In dieser Ausgabe erfahren Sie am Beispiel der Holland-Tomate, von welchen Kriterien der unverwechselbare volle Geschmack unseres Fruchtgemüses abhängt.
Rot, saftig, aromatisch – die Holland-Tomate bereitet unserem Gaumen so manche süße Freude. Die holländische Tomate gilt bei deutschen Konsumenten längst nicht mehr als fades Gemüse, sondern als geschmackvoller und gesunder Gaumenschmaus. Rund 329 Millionen Kilogramm der leckeren holländischen Tomaten werden jedes Jahr nach Deutschland exportiert – das sind über 3,3 Milliarden einzelne Tomaten!

Voller satter Geschmack ist allerdings kein Zufall. „Viele Verbraucher wissen gar nicht, dass die Wahl der Tomatensorte entscheidend dazu beiträgt, ob sie eher süß oder säuerlich pikant schmeckt“, erklärt Tomaten-Gärtner Ton Janssen. Weitere Faktoren für die geschmackliche Qualität einer Tomate sind Licht, gemäßigte Temperaturen und die richtige Zufuhr von Nährstoffen.
Seit über 15 Jahren baut Fruchtgemüse-Gärtner Ton Janssen auf rund drei Hektar die besonders aromatische und hochwertige Tomatensorte Campari der Marke Tasty Tom an. Janssens Tomaten weisen einen hohen Brixwert auf, der den Süßegehalt einer Frucht angibt. Die Tomaten haben einen Wert zwischen sieben und acht Brix auf der Süße-Skala und sind somit süßer als so manche Erdbeere, die häufig einen Wert von vergleichsweise nur sechs hat.

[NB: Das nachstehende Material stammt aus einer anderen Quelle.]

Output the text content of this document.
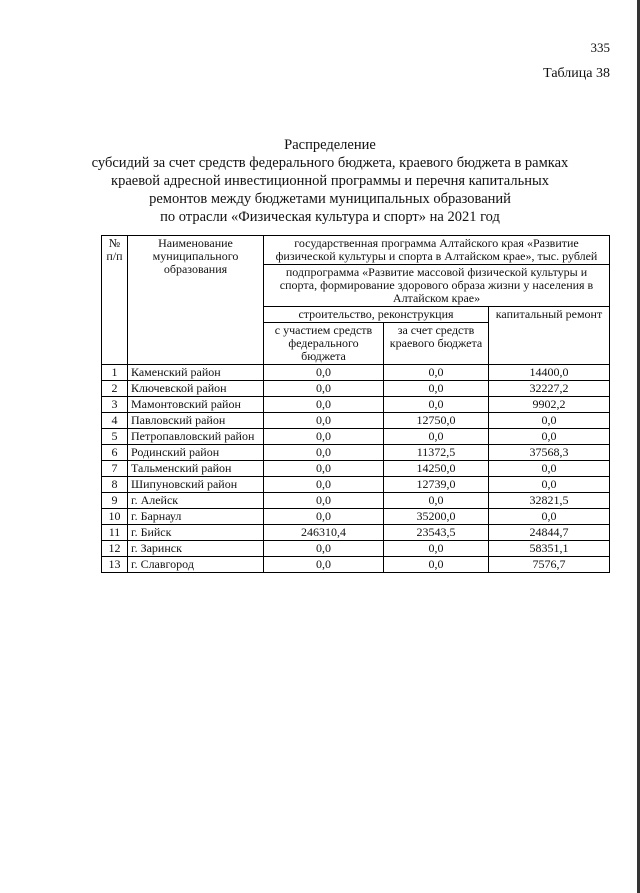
335
Таблица 38
Распределение
субсидий за счет средств федерального бюджета, краевого бюджета в рамках
краевой адресной инвестиционной программы и перечня капитальных
ремонтов между бюджетами муниципальных образований
по отрасли «Физическая культура и спорт» на 2021 год
№ п/п	Наименование муниципального образования	государственная программа Алтайского края «Развитие физической культуры и спорта в Алтайском крае», тыс. рублей		
		подпрограмма «Развитие массовой физической культуры и спорта, формирование здорового образа жизни у населения в Алтайском крае»		
		строительство, реконструкция		капитальный ремонт
		с участием средств федерального бюджета	за счет средств краевого бюджета	
1	Каменский район	0,0	0,0	14400,0
2	Ключевской район	0,0	0,0	32227,2
3	Мамонтовский район	0,0	0,0	9902,2
4	Павловский район	0,0	12750,0	0,0
5	Петропавловский район	0,0	0,0	0,0
6	Родинский район	0,0	11372,5	37568,3
7	Тальменский район	0,0	14250,0	0,0
8	Шипуновский район	0,0	12739,0	0,0
9	г. Алейск	0,0	0,0	32821,5
10	г. Барнаул	0,0	35200,0	0,0
11	г. Бийск	246310,4	23543,5	24844,7
12	г. Заринск	0,0	0,0	58351,1
13	г. Славгород	0,0	0,0	7576,7
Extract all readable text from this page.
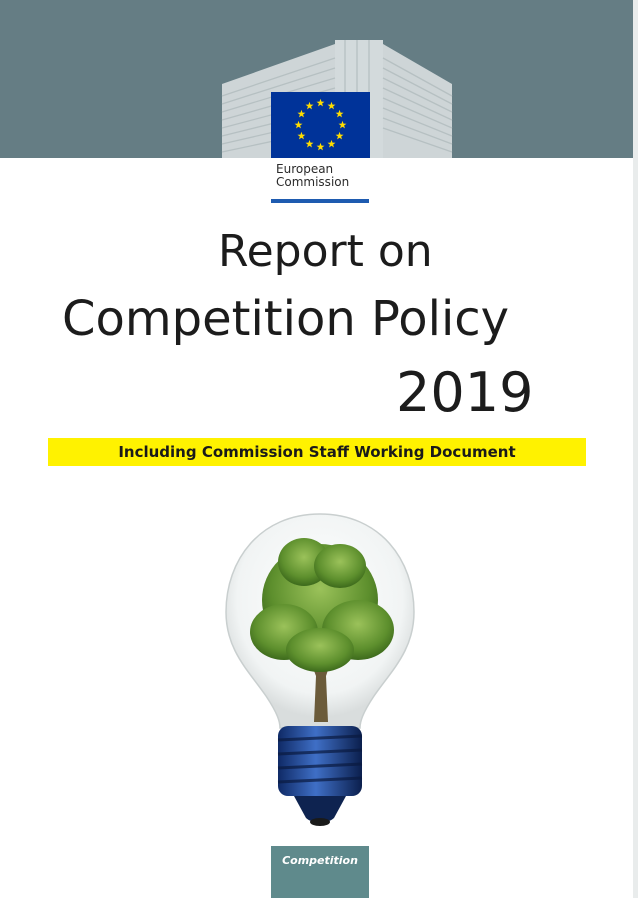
European
Commission
Report on
Competition Policy
2019
Including Commission Staff Working Document
Competition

Ton Janssen kauft sein Saatgut vom holländischen Saatgutunternehmen Enza Zaden. Die beliebte Tomatensorte Campari ist übrigens in enger Zusammenarbeit zwischen Ton Janssen und Enza Zaden entwickelt worden. Chris Groot, Marketing Projekt Manager bei Enza Zaden, erzählt: „Die intensive Kooperation mit den Gemüsegärtnern ist uns sehr wichtig. Das Ergebnis ist ein breites und hochwertiges Sortenspektrum von Tomaten und Gemüse, das vorzüglich auf die geschmacklichen Bedürfnisse der Verbraucher abgestimmt ist.“
Prall und rot: Gärtner Ton Janssen weiß genau, wann er seine populäre Tomatensorte ernten kann. Wird eine Tomate erstmal von der Pflanze getrennt, dunkeln die Tomaten zwar noch in ihrer Farbe nach, geschmacklich werden sie jedoch nicht „reifer“. Innerhalb von 50 Tagen reifen Janssens Tomaten an der Rispe von oben nach unten – genügend Zeit und Ruhe, um ihr volles Aroma zu erlangen. Knallrot und voller Geschmack werden die Tomatenrispen dann sorgfältig per Hand abgeerntet.

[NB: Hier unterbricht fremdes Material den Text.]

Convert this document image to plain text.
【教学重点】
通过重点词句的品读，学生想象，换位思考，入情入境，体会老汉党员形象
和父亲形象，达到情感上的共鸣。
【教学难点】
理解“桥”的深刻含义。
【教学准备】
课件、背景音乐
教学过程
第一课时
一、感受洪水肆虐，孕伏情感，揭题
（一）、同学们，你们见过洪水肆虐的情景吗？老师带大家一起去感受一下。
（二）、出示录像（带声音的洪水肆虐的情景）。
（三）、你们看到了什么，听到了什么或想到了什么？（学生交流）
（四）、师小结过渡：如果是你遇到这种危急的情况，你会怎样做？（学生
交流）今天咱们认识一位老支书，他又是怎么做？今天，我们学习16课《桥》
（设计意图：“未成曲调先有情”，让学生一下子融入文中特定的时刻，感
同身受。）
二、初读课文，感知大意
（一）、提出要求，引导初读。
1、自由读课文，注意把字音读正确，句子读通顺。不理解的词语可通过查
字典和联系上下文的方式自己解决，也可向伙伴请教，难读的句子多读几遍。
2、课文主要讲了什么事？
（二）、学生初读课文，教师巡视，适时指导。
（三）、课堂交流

In den Niederlanden werden etwa 60 verschiedene Tomatensorten angebaut. Jede variiert im Geschmack und in ihrer Verwendungsmöglichkeit. Kleine Tomaten eignen sich beispielsweise hervorragend für den Salat oder als Snack für zwischendurch. Große Sorten dagegen entfalten ihr volles Aroma in warmen Speisen.

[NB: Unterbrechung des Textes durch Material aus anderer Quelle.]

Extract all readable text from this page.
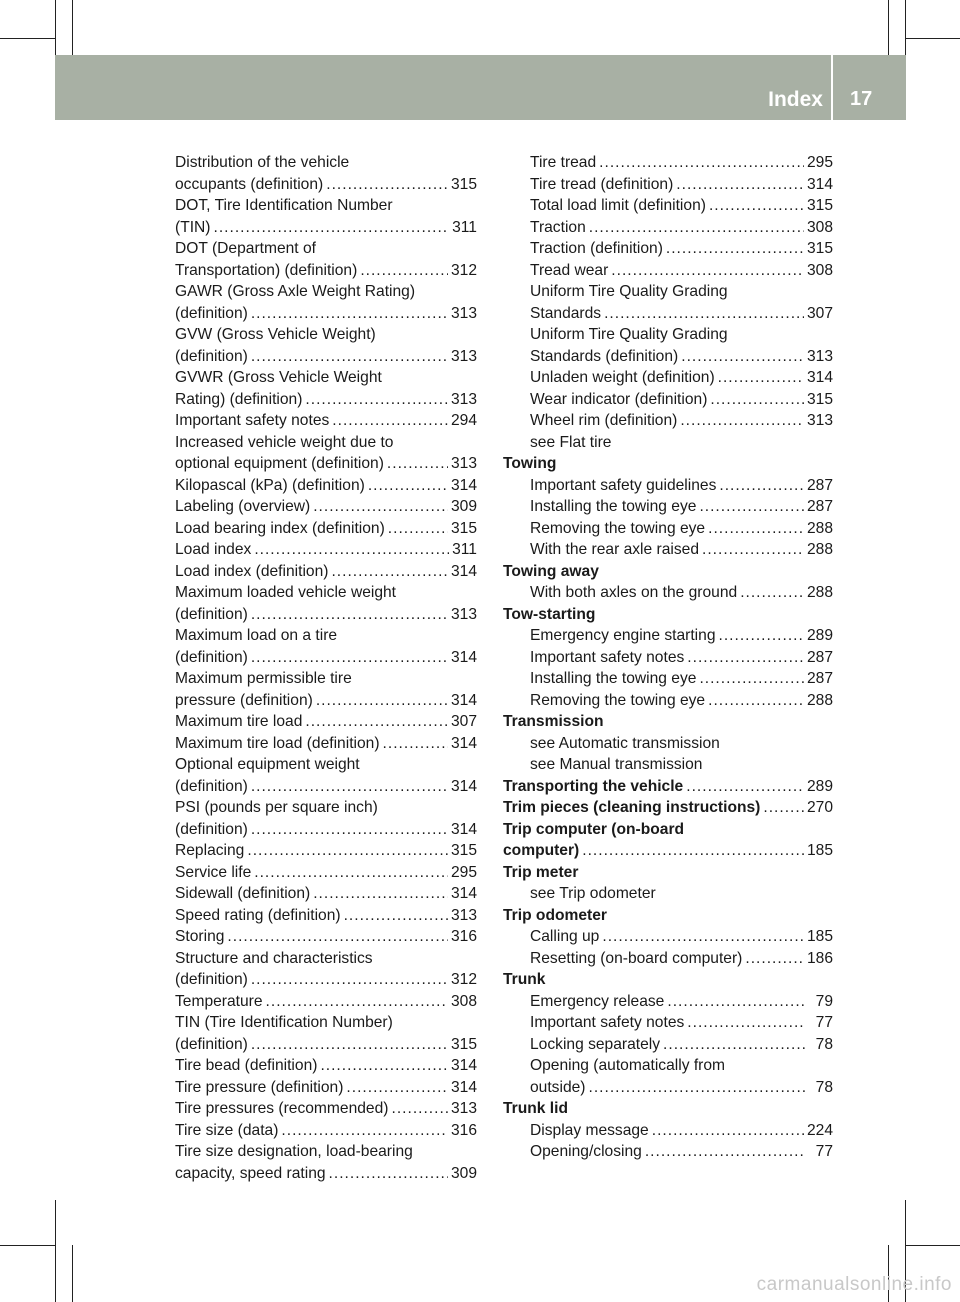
Index 17
Distribution of the vehicle
occupants (definition) .....	315
DOT, Tire Identification Number
(TIN) .....	311
DOT (Department of
Transportation) (definition) .....	312
GAWR (Gross Axle Weight Rating)
(definition) .....	313
GVW (Gross Vehicle Weight)
(definition) .....	313
GVWR (Gross Vehicle Weight
Rating) (definition) .....	313
Important safety notes .....	294
Increased vehicle weight due to
optional equipment (definition) .....	313
Kilopascal (kPa) (definition) .....	314
Labeling (overview) .....	309
Load bearing index (definition) .....	315
Load index .....	311
Load index (definition) .....	314
Maximum loaded vehicle weight
(definition) .....	313
Maximum load on a tire
(definition) .....	314
Maximum permissible tire
pressure (definition) .....	314
Maximum tire load .....	307
Maximum tire load (definition) .....	314
Optional equipment weight
(definition) .....	314
PSI (pounds per square inch)
(definition) .....	314
Replacing .....	315
Service life .....	295
Sidewall (definition) .....	314
Speed rating (definition) .....	313
Storing .....	316
Structure and characteristics
(definition) .....	312
Temperature .....	308
TIN (Tire Identification Number)
(definition) .....	315
Tire bead (definition) .....	314
Tire pressure (definition) .....	314
Tire pressures (recommended) .....	313
Tire size (data) .....	316
Tire size designation, load-bearing
capacity, speed rating .....	309
Tire tread .....	295
Tire tread (definition) .....	314
Total load limit (definition) .....	315
Traction .....	308
Traction (definition) .....	315
Tread wear .....	308
Uniform Tire Quality Grading
Standards .....	307
Uniform Tire Quality Grading
Standards (definition) .....	313
Unladen weight (definition) .....	314
Wear indicator (definition) .....	315
Wheel rim (definition) .....	313
see Flat tire
Towing
Important safety guidelines .....	287
Installing the towing eye .....	287
Removing the towing eye .....	288
With the rear axle raised .....	288
Towing away
With both axles on the ground .....	288
Tow-starting
Emergency engine starting .....	289
Important safety notes .....	287
Installing the towing eye .....	287
Removing the towing eye .....	288
Transmission
see Automatic transmission
see Manual transmission
Transporting the vehicle .....	289
Trim pieces (cleaning instructions) .....	270
Trip computer (on-board
computer) .....	185
Trip meter
see Trip odometer
Trip odometer
Calling up .....	185
Resetting (on-board computer) .....	186
Trunk
Emergency release .....	79
Important safety notes .....	77
Locking separately .....	78
Opening (automatically from
outside) .....	78
Trunk lid
Display message .....	224
Opening/closing .....	77
carmanualsonline.info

Fernsehkoch Rainer Sass nutzt die Vielfalt der Tomaten ganz gezielt in seiner Küche: „Holland-Tomaten haben inzwischen eine ausgezeichnete Qualität, zum Beispiel Tasty Tom-Tomaten sind einfach klasse. Große Fleischtomaten lassen sich hervorragend überbacken oder braten. Strauchtomaten nutze ich zum Beispiel für einen leckeren Caprese-Salat mit Mozzarella und Basilikum oder einfach als Brotbelag.“
Jede holländische Tomatensorte enthält viel Vitamin C, B1, B2 und B6 sowie Kalium, Phosphor und Magnesium. Der Wirkstoff Lykopen in Tomaten beugt zusätzlich als starkes Antioxidant Krebs sowie Herz- und Gefäßerkrankungen vor.